Nach zwei Stunden Anstieg sind wir dann am Gipfel. Es ist windstill, das Wetter perfekt. Erstmals können wir unter gemütlichen Bedingungen eine Jause genießen. Ich habe mit Kantwurst, Käse und Roggenweckerl vorgesorgt. Wir bleiben lang hier heroben und teilen uns den Gipfel nur mit einem weiteren Bergsteiger, der aber auch bald wieder absteigt.
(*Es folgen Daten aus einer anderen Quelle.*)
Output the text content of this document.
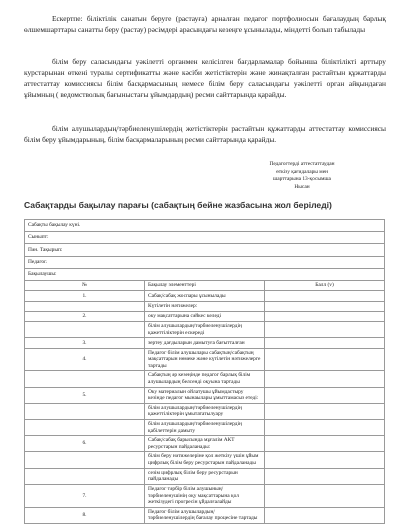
Ескертпе: біліктілік санатын беруге (растауға) арналған педагог портфолиосын бағалаудың барлық өлшемшарттары санатты беру (растау) рәсімдері арасындағы кезеңге ұсынылады, міндетті болып табылады

білім беру саласындағы уәкілетті органмен келісілген бағдарламалар бойынша біліктілікті арттыру курстарынан өткені туралы сертификатты және кәсіби жетістіктерін және жинақталған растайтын құжаттарды аттестаттау комиссиясы білім басқармасының немесе білім беру саласындағы уәкілетті орган айқындаған ұйымның ( ведомстволық бағыныстағы ұйымдардың) ресми сайттарында қарайды.

білім алушылардың/тәрбиеленушілердің жетістіктерін растайтын құжаттарды аттестаттау комиссиясы білім беру ұйымдарының, білім басқармаларының ресми сайттарында қарайды.

Педагогтерді аттестаттаудан
өткізу қағидалары мен
шарттарына 13-қосымша
Нысан
Сабақтарды бақылау парағы (сабақтың бейне жазбасына жол беріледі)
Сабақты бақылау күні.		
Сыныпт:		
Пән. Тақырып:		
Педагог.		
Бақылаушы:		
№	Бақылау элементтері	Балл (v)
1.	Сабақ/сабақ жоспары ұсынылады	
	Күтілетін нәтижелер:	
2.	оку мақсаттарына сәйкес келеді	
	білім алушылардың/тәрбиеленушілердің қажеттіліктерін ескереді	
3.	зертеу дағдыларын дамытуға бағытталған	
4.	Педагог білім алушылары сабақтың/сабақтың мақсаттарын нөмеке және күтілетін нәтижелерге тартады	
	Сабақтың әр кезеңінде педагог барлық білім алушылардың белсенді оқуына тартады	
5.	Оку материалын ойлатушы ұйымдастыру кезінде педагог мынаылары ұмыттамасыз етеді:	
	білім алушылардың/тәрбиеленушілердің қажеттіліктерін ұмытататылуару	
	білім алушылардың/тәрбиеленушілердің қабілеттерін дамыту	
6.	Сабақ/сабақ барысында мұғалім АКТ ресурстарын пайдаланады:	
	білім беру нәтижелеріне қол жеткізу үшін ұйым цифрлық білім беру ресурстарын пайдаланады	
	сезім цифрлық білім беру ресурстарын пайдаланады	
7.	Педагог тәрбір білім алушының/тәрбиеленушінің оқу мақсаттарына қол жеткізудегі прогресін ұйдалғалайды	
8.	Педагог білім алушылардың/тәрбиеленушілердің бағалау процесіне тартады	
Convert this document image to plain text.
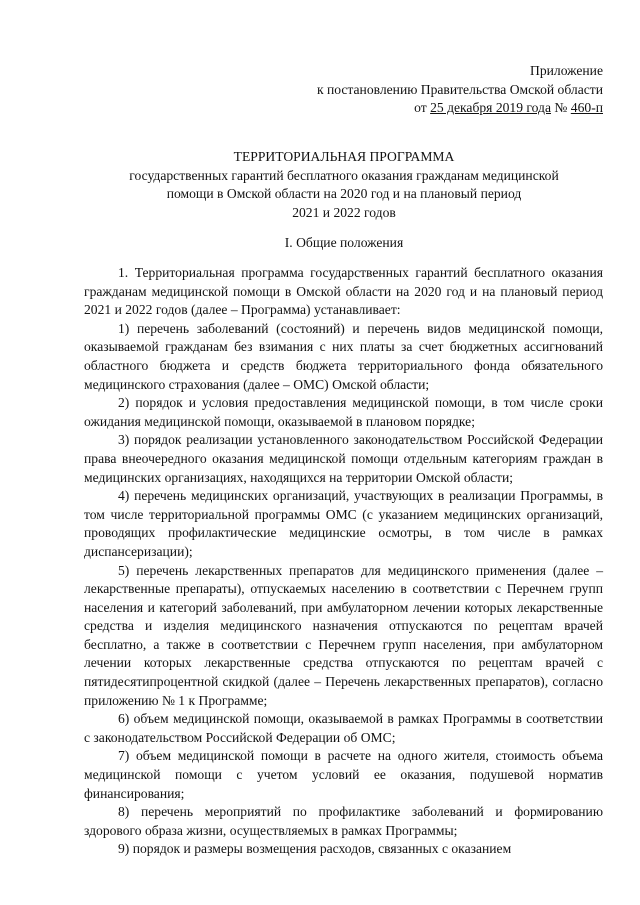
Приложение
к постановлению Правительства Омской области
от 25 декабря 2019 года № 460-п
ТЕРРИТОРИАЛЬНАЯ ПРОГРАММА
государственных гарантий бесплатного оказания гражданам медицинской
помощи в Омской области на 2020 год и на плановый период
2021 и 2022 годов
I. Общие положения

1. Территориальная программа государственных гарантий бесплатного оказания гражданам медицинской помощи в Омской области на 2020 год и на плановый период 2021 и 2022 годов (далее – Программа) устанавливает:

1) перечень заболеваний (состояний) и перечень видов медицинской помощи, оказываемой гражданам без взимания с них платы за счет бюджетных ассигнований областного бюджета и средств бюджета территориального фонда обязательного медицинского страхования (далее – ОМС) Омской области;

2) порядок и условия предоставления медицинской помощи, в том числе сроки ожидания медицинской помощи, оказываемой в плановом порядке;

3) порядок реализации установленного законодательством Российской Федерации права внеочередного оказания медицинской помощи отдельным категориям граждан в медицинских организациях, находящихся на территории Омской области;

4) перечень медицинских организаций, участвующих в реализации Программы, в том числе территориальной программы ОМС (с указанием медицинских организаций, проводящих профилактические медицинские осмотры, в том числе в рамках диспансеризации);

5) перечень лекарственных препаратов для медицинского применения (далее – лекарственные препараты), отпускаемых населению в соответствии с Перечнем групп населения и категорий заболеваний, при амбулаторном лечении которых лекарственные средства и изделия медицинского назначения отпускаются по рецептам врачей бесплатно, а также в соответствии с Перечнем групп населения, при амбулаторном лечении которых лекарственные средства отпускаются по рецептам врачей с пятидесятипроцентной скидкой (далее – Перечень лекарственных препаратов), согласно приложению № 1 к Программе;

6) объем медицинской помощи, оказываемой в рамках Программы в соответствии с законодательством Российской Федерации об ОМС;

7) объем медицинской помощи в расчете на одного жителя, стоимость объема медицинской помощи с учетом условий ее оказания, подушевой норматив финансирования;

8) перечень мероприятий по профилактике заболеваний и формированию здорового образа жизни, осуществляемых в рамках Программы;

9) порядок и размеры возмещения расходов, связанных с оказанием
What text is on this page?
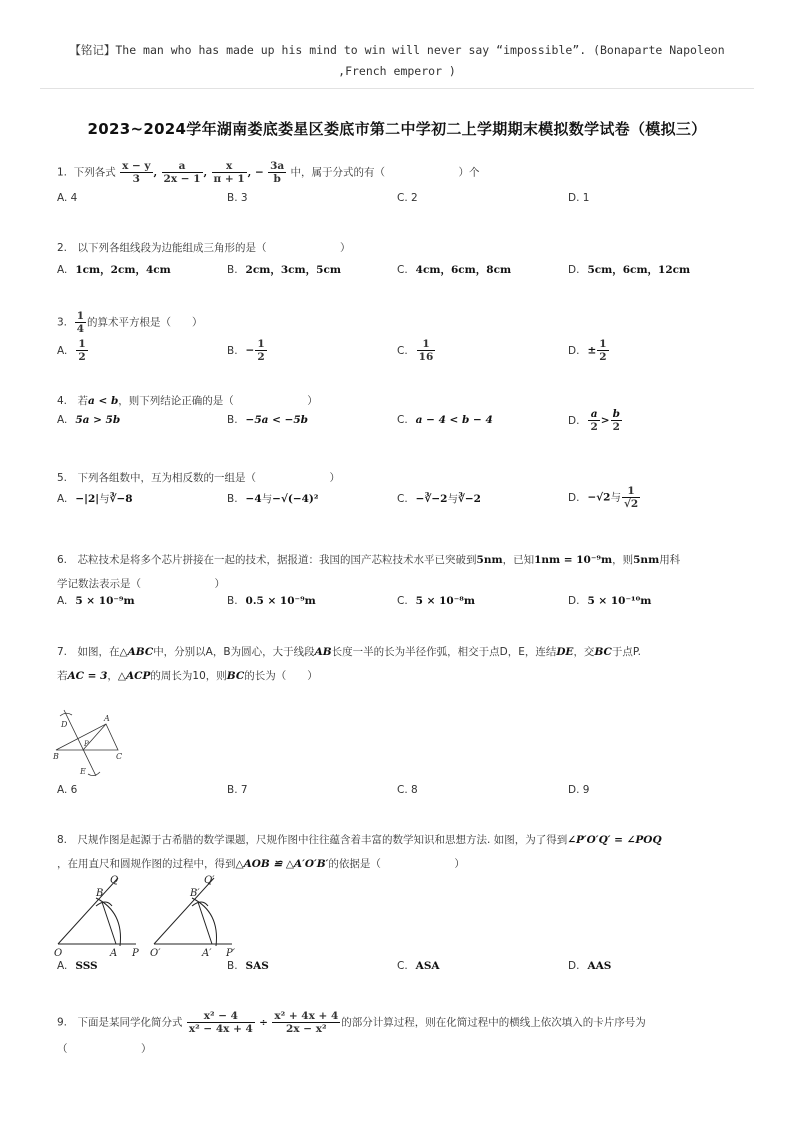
【铭记】The man who has made up his mind to win will never say “impossible”. (Bonaparte Napoleon
,French emperor )
2023~2024学年湖南娄底娄星区娄底市第二中学初二上学期期末模拟数学试卷（模拟三）
1. 下列各式 $\frac{x - y}{3}$ , $\frac{a}{2x - 1}$ , $\frac{x}{\pi + 1}$ , − $\frac{3a}{b}$ 中，属于分式的有（　　　　　　　）个
A. 4	B. 3	C. 2	D. 1
2.　以下列各组线段为边能组成三角形的是（　　　　　　　）
A. 1cm，2cm，4cm	B. 2cm，3cm，5cm	C. 4cm，6cm，8cm	D. 5cm，6cm，12cm
3. $\frac{1}{4}$ 的算术平方根是（　　）
A. $\frac{1}{2}$	B. − $\frac{1}{2}$	C. $\frac{1}{16}$	D. ± $\frac{1}{2}$
4.　若a < b，则下列结论正确的是（　　　　　　　）
A. 5a > 5b	B. −5a < −5b	C. a − 4 < b − 4	D. $\frac{a}{2} > \frac{b}{2}$
5.　下列各组数中，互为相反数的一组是（　　　　　　　）
A. −|2|与∛−8	B. −4与−√(−4)²	C. −∛−2与∛−2	D. −√2与 $\frac{1}{√2}$
6.　芯粒技术是将多个芯片拼接在一起的技术，据报道：我国的国产芯粒技术水平已突破到5nm，已知1nm = 10⁻⁹m，则5nm用科
学记数法表示是（　　　　　　　）
A. 5 × 10⁻⁹m	B. 0.5 × 10⁻⁹m	C. 5 × 10⁻⁸m	D. 5 × 10⁻¹⁰m
7.　如图，在△ABC中，分别以A，B为圆心，大于线段AB长度一半的长为半径作弧，相交于点D，E，连结DE，交BC于点P.
若AC = 3，△ACP的周长为10，则BC的长为（　　）
D
A
P
B	C
E
A. 6	B. 7	C. 8	D. 9
8.　尺规作图是起源于古希腊的数学课题，尺规作图中往往蕴含着丰富的数学知识和思想方法. 如图，为了得到∠P′O′Q′ = ∠POQ
，在用直尺和圆规作图的过程中，得到△AOB ≌ △A′O′B′的依据是（　　　　　　　）
Q
B
O	A P
Q′
B′
O′	A′ P′
A. SSS	B. SAS	C. ASA	D. AAS
9.　下面是某同学化简分式 $\frac{\text{x² − 4}}{\text{x² − 4x + 4}} \div \frac{\text{x² + 4x + 4}}{\text{2x − x²}}$ 的部分计算过程，则在化简过程中的横线上依次填入的卡片序号为
（　　　　　　　）
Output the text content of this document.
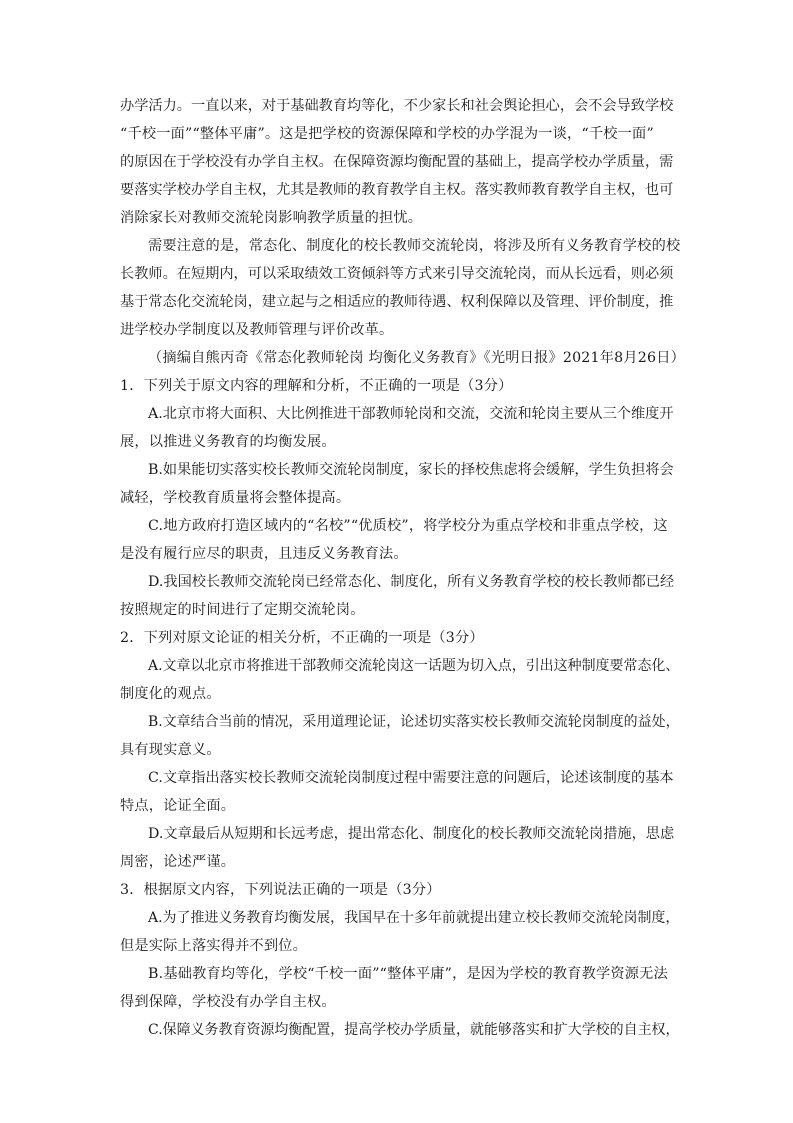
办学活力。一直以来，对于基础教育均等化，不少家长和社会舆论担心，会不会导致学校
“千校一面”“整体平庸”。这是把学校的资源保障和学校的办学混为一谈，“千校一面”
的原因在于学校没有办学自主权。在保障资源均衡配置的基础上，提高学校办学质量，需
要落实学校办学自主权，尤其是教师的教育教学自主权。落实教师教育教学自主权，也可
消除家长对教师交流轮岗影响教学质量的担忧。
需要注意的是，常态化、制度化的校长教师交流轮岗，将涉及所有义务教育学校的校
长教师。在短期内，可以采取绩效工资倾斜等方式来引导交流轮岗，而从长远看，则必须
基于常态化交流轮岗，建立起与之相适应的教师待遇、权利保障以及管理、评价制度，推
进学校办学制度以及教师管理与评价改革。
（摘编自熊丙奇《常态化教师轮岗 均衡化义务教育》《光明日报》2021年8月26日）
1．下列关于原文内容的理解和分析，不正确的一项是（3分）
A.北京市将大面积、大比例推进干部教师轮岗和交流，交流和轮岗主要从三个维度开
展，以推进义务教育的均衡发展。
B.如果能切实落实校长教师交流轮岗制度，家长的择校焦虑将会缓解，学生负担将会
减轻，学校教育质量将会整体提高。
C.地方政府打造区域内的“名校”“优质校”，将学校分为重点学校和非重点学校，这
是没有履行应尽的职责，且违反义务教育法。
D.我国校长教师交流轮岗已经常态化、制度化，所有义务教育学校的校长教师都已经
按照规定的时间进行了定期交流轮岗。
2．下列对原文论证的相关分析，不正确的一项是（3分）
A.文章以北京市将推进干部教师交流轮岗这一话题为切入点，引出这种制度要常态化、
制度化的观点。
B.文章结合当前的情况，采用道理论证，论述切实落实校长教师交流轮岗制度的益处，
具有现实意义。
C.文章指出落实校长教师交流轮岗制度过程中需要注意的问题后，论述该制度的基本
特点，论证全面。
D.文章最后从短期和长远考虑，提出常态化、制度化的校长教师交流轮岗措施，思虑
周密，论述严谨。
3．根据原文内容，下列说法正确的一项是（3分）
A.为了推进义务教育均衡发展，我国早在十多年前就提出建立校长教师交流轮岗制度，
但是实际上落实得并不到位。
B.基础教育均等化，学校“千校一面”“整体平庸”，是因为学校的教育教学资源无法
得到保障，学校没有办学自主权。
C.保障义务教育资源均衡配置，提高学校办学质量，就能够落实和扩大学校的自主权，
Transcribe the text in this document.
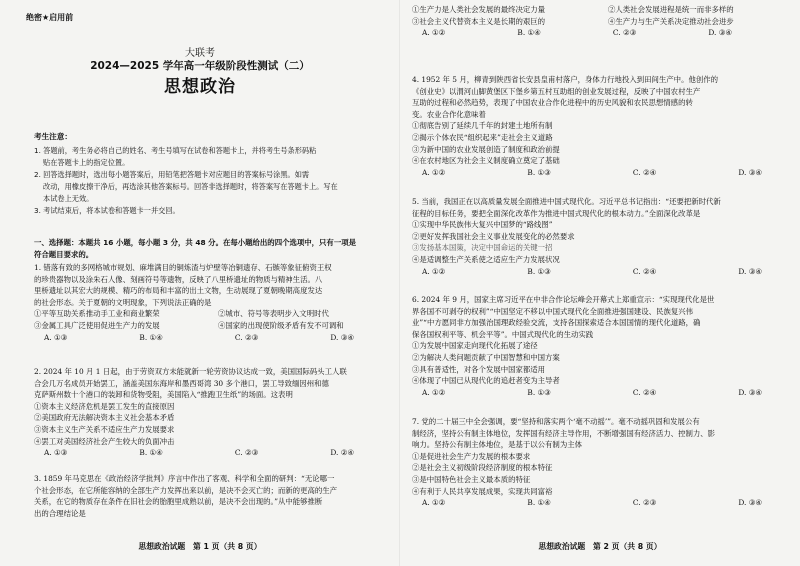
绝密★启用前
大联考
2024—2025 学年高一年级阶段性测试（二）
思想政治
考生注意：
1. 答题前，考生务必将自己的姓名、考生号填写在试卷和答题卡上，并将考生号条形码粘
贴在答题卡上的指定位置。
2. 回答选择题时，选出每小题答案后，用铅笔把答题卡对应题目的答案标号涂黑。如需
改动，用橡皮擦干净后，再选涂其他答案标号。回答非选择题时，将答案写在答题卡上。写在
本试卷上无效。
3. 考试结束后，将本试卷和答题卡一并交回。
一、选择题：本题共 16 小题，每小题 3 分，共 48 分。在每小题给出的四个选项中，只有一项是
符合题目要求的。
1. 错落有致的多网格城市规划、麻堆满目的铜炼渣与炉壁等冶铜遗存、石镞等象征俯资王权
的珍贵器物以及涂朱石人像、刻画符号等遗物，反映了八里桥遗址的物质与精神生活。八
里桥遗址以其宏大的规模、精巧的布局和丰富的出土文物，生动展现了夏朝晚期高度发达
的社会形态。关于夏朝的文明现象，下列说法正确的是
①平等互助关系推动手工业和商业繁荣	②城市、符号等表明步入文明时代
③金属工具广泛使用促进生产力的发展	④国家的出现使阶级矛盾有发不可调和
A. ①③	B. ①④	C. ②③	D. ③④
2. 2024 年 10 月 1 日起，由于劳资双方未能就新一轮劳资协议达成一致，美国国际码头工人联
合会几万名成员开始罢工，涵盖美国东海岸和墨西哥湾 30 多个港口，罢工导致缅因州和德
克萨斯州数十个港口的装卸和货物受阻，美国陷入“推跑卫生纸”的场面。这表明
①资本主义经济危机是罢工发生的直接原因
②美国政府无法解决资本主义社会基本矛盾
③资本主义生产关系不适应生产力发展要求
④罢工对美国经济社会产生较大的负面冲击
A. ①③	B. ①④	C. ②③	D. ②④
3. 1859 年马克思在《政治经济学批判》序言中作出了客观、科学和全面的研判：“无论哪一
个社会形态，在它所能容纳的全部生产力发挥出来以前，是决不会灭亡的；而新的更高的生产
关系，在它的物质存在条件在旧社会的胎胞里成熟以前，是决不会出现的。”从中能够推断
出的合理结论是
思想政治试题　第 1 页（共 8 页）
①生产力是人类社会发展的最终决定力量	②人类社会发展进程是统一而非多样的
③社会主义代替资本主义是长期的艰巨的	④生产力与生产关系决定推动社会进步
A. ①②	B. ①④	C. ②③	D. ③④
4. 1952 年 5 月，柳青到陕西省长安县皇甫村落户，身体力行地投入到田间生产中。他创作的
《创业史》以渭河山脚黄堡区下堡乡第五村互助组的创业发展过程，反映了中国农村生产
互助的过程和必然趋势，表现了中国农业合作化进程中的历史风貌和农民思想情感的转
变。农业合作化意味着
①彻底告别了延续几千年的封建土地所有制
②揭示个体农民“组织起来”走社会主义道路
③为新中国的农业发展创造了制度和政治前提
④在农村地区为社会主义制度确立奠定了基础
A. ①②	B. ①③	C. ②④	D. ③④
5. 当前，我国正在以高质量发展全面推进中国式现代化。习近平总书记指出：“还要把新时代新
征程的目标任务，要把全面深化改革作为推进中国式现代化的根本动力。”全面深化改革是
①实现中华民族伟大复兴中国梦的“路线图”
②更好发挥我国社会主义事业发展变化的必然要求
③发扬基本国策，决定中国命运的关键一招
④是适调整生产关系使之适应生产力发展状况
A. ①②	B. ①③	C. ②④	D. ③④
6. 2024 年 9 月，国家主席习近平在中非合作论坛峰会开幕式上郑重宣示：“实现现代化是世
界各国不可剥夺的权利”“中国坚定不移以中国式现代化全面推进强国建设、民族复兴伟
业”“中方愿同非方加强治国理政经验交流，支持各国探索适合本国国情的现代化道路，确
保各国权利平等、机会平等”。中国式现代化的生动实践
①为发展中国家走向现代化拓展了途径
②为解决人类问题贡献了中国智慧和中国方案
③具有普适性，对各个发展中国家都适用
④体现了中国已从现代化的追赶者变为主导者
A. ①②	B. ①③	C. ②④	D. ③④
7. 党的二十届三中全会强调，要“坚持和落实两个‘毫不动摇’”。毫不动摇巩固和发展公有
制经济，坚持公有制主体地位，发挥国有经济主导作用，不断增强国有经济活力、控制力、影
响力。坚持公有制主体地位，是基于以公有制为主体
①是促进社会生产力发展的根本要求
②是社会主义初级阶段经济制度的根本特征
③是中国特色社会主义最本质的特征
④有利于人民共享发展成果，实现共同富裕
A. ①②	B. ①④	C. ②③	D. ③④
思想政治试题　第 2 页（共 8 页）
Der Abstieg ist dann unkomplizierter als vermutet. Aber lange ist er halt. Uns kommt ein Bergläufer entgegen, der uns kurz danach wieder im Abstieg überholt. Auf der Hütte werden wir ihn wieder sehen. Es ist der Aushilfskellner am Friesberghaus, der seine Pause genützt hat, um den Hohen Riffler in einer 1 Stunde 15 zu besteigen. Gut, er hat Trailschuhe! Dass wir vier Stunden für dieselbe Strecke gebraucht haben, verschweigen wir mal. Also, nicht ganz dieselbe Strecke, wir haben das Petersköpfel mit seinen hunderten Steinmännchen und -skulpturen noch im Abstieg mitgenommen. Gernot war gar nicht so leicht zu überreden, dass er da auch noch rauf soll, ist letztlich dann aber doch mit.
Wieder beim Friedberghaus ist es dann schon Nachmittag und wir gönnen uns eine Jause. Es ist so ein edler Tag und wir wollen gar nicht recht weiter. Somit sind wir auch erst kurz vor sechs wieder beim Auto. Na ja, und das ist auch der einzige Haken an der edlen Tour: die fünf Stunden nach Hause ziehen sich extrem. Da hilft es auch nichts, dass wir in einem rollenden Wohnzimmer sitzen. Fürs nächste Mal muss uns da etwas einfallen!
Alles in allem lange, schöne Tour bei edlem Bergwetter! Gerne wieder! Wenn die Berge nur nicht so weit im Westen wären!